Besides the abovementioned drug screens, we aim to develop novel therapies based on the biology/immunology of pediatric brain tumor (sub)types, with a special focus on crosstalk with healthy brain- or immune cells and therapy resistance. In recent years, an increasing number of publications has shown that brain tumors closely interact with neighboring healthy cells and infiltrating immune cells to support their growth and survival.

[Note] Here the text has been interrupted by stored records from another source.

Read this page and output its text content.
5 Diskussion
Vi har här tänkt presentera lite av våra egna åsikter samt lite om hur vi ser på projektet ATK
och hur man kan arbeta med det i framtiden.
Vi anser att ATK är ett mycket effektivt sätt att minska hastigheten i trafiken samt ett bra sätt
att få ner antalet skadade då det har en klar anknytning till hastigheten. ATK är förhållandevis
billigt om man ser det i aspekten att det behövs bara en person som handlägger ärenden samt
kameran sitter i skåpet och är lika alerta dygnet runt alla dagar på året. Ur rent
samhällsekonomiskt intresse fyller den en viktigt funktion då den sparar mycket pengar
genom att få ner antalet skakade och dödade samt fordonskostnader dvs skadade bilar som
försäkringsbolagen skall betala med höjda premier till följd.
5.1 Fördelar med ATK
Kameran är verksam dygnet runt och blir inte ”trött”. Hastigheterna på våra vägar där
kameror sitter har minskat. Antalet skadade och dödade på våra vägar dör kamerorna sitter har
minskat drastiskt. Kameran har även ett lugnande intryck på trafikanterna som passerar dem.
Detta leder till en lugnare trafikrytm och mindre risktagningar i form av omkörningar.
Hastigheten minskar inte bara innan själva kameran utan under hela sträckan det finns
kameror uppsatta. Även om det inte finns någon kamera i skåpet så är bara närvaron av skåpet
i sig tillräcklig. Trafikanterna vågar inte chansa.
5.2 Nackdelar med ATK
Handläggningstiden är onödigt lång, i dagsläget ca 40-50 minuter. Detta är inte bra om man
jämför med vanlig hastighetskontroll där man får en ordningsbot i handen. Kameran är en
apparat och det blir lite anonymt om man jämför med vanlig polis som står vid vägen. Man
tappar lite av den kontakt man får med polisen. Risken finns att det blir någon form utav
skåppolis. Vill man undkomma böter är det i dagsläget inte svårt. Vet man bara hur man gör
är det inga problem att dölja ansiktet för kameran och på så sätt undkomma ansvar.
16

To determine the feasibility of immunotherapy in, we investigate the role of the tumor immune microenvironment (TIME) in various pediatric brain tumor (sub)types and explore the possibility to alter their immunophenotype using co-cultures and immunocompetent in vivo models, such as the murine syngeneic grafts. Therefore, we map changes in TIME upon treatment with immunomodulating agents and perform synthetic lethality screens using CRISPR (clustered regularly interspaced short palindromic repeats)/Cas9 screening methods. This technique can also be applied to identify pathways involved in therapy resistance, both in in vitro and in in vivo experiments where we can consider the role of the tumor microenvironment, BBB integrity and tumor heterogeneity. Again, we use different approaches to identify therapeutic targets: unbiased screens in which drug and/or irradiation treatment is combined with (inducible) CRISPR/Cas9 knock-outs, or a more rationalized approach in which we compare the gene expression profiles and pathway activation before-, and after treatment in resected patient material (provided that a second biopsy or debulking of the tumor is performed upon recurrence), or by exposing cell cultures to low drug concentrations for an extended period of time.

Drug delivery:

The minimal progress in the treatment of pediatric brain tumors in the past decades may be attributed to a limited drug distribution in the brain. Most chemotherapeutics – and small molecules in particular – are good substrates of drug efflux transporters, as they have historically been selected for their inability to pass the BBB to minimalize neurological damage and treatment related side effects. However, good brain penetration and subsequent drug accumulation will be essential for the treatment of (pediatric) brain tumors. Thus, novel treatment strategies (both invasive- and non-invasive) need to be developed, such as convection enhanced-, intra-arterial-, or intranasal delivery, sonoporation, implanted therapies, the use of nanocarriers, chemical modification of parent drugs with vectors that help crossing the BBB, or co-administration of chemotherapeutic agents with compounds that open up the BBB.

Novel research models:

Since the focus or our laboratory experiments is on translational projects, we need robust in vitro and in vivo models that mimic the molecular and histological phenotype of the tumors, to evaluate novel treatment modalities. Currently, such models are scarce, and most exhibit relatively slow tumor growth, making them unsuitable to test new therapies. Therefore, we routinely establish novel patient-derived xenograft (PDX) models for various forms of high-grade pediatric brain tumors from primary patient material. These models are extensively characterized on different levels (gene-expression profiles, genomic characteristics, and histology) and compared to the original tumor, to ensure their reliability. Besides drug testing, the PDX models can be used to study the blood-brain barrier, tumor biology, tumor-stroma interactions, or novel neurosurgical- and diagnostic techniques.